Last night at the Edinburgh Fringe, I went to see Miss Behave’s variety show The Mess at Assembly in George Square.

She may have been laid low with meningitis for weeks, but Miss Behave sure knows how to put on a show.

It’s not often you get in one show, clowns, music, Phil Kay in full manic flight, Charlie Chuck and his plank of wood, magician Paul Zenon, a host of other top acts and 25 circus stunts in 5 minutes. And it is a different show with different acts every night.

Leaving George Square later, I bumped into stuntmeister of the moment Kunt and the Gang with comics Ian Fox and Ashley Frieze.

Ashley is, it seems, a great fan of Kunt’s magnum opus Shannon Matthews: The Musical.

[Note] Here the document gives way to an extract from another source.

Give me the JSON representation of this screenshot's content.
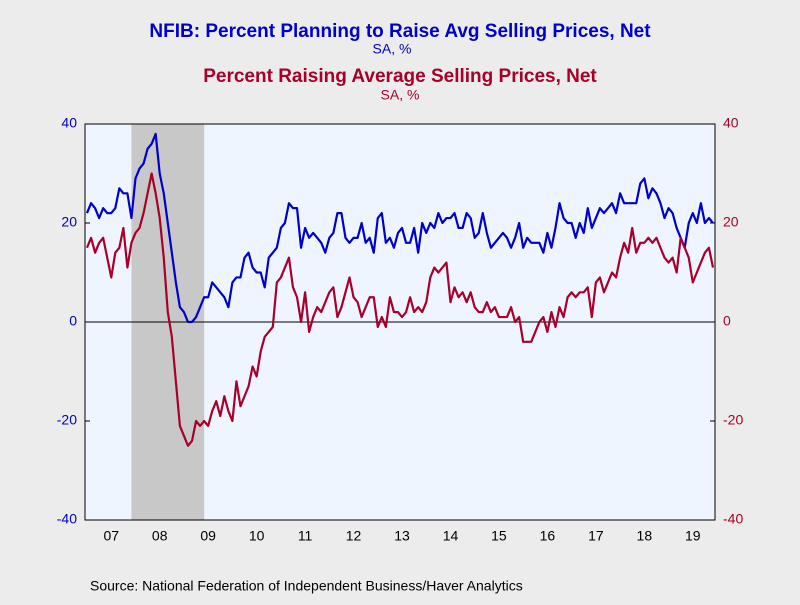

Kunt promised to give me a copy and he told me that the Edinburgh Council men, who threatened him with a £3,000 prosecution for inciting audiences to stick paper penises onto other acts’ posters, were tremendously amiable. They told him – he swears this is an exact quote:

“We’ve been round 100 sites, pulling cocks off.”

Ian Fox has posted online some of the random penile graffiti, which he photographed before the council men went around doing their civic duty.

More worrying than the threatened £3,000 court case, though, Kunt has heard a rumour that managemrnt/promotion company Avalon may sue him for £50,000 for… I am not quite sure what for… damage to their acts’ images?… inciting audiences to deface random posters with sticky cocks? As Kunt did none of the cock-sticking himself, it is a tough call. I am not sure if ‘incitement to commit graffiti’ is on the statute books.

But maybe this rumour is just the sign of a stunt that has gone beyond control and now has a life of its own. Or maybe Avalon are now in the race for next week’s Malcolm Hardee Cunning Stunt Award.

Whatever.. Kunt now has 4,300 sticky paper penises left over.

If anyone has a good suggestion about where to stick them, then let him know.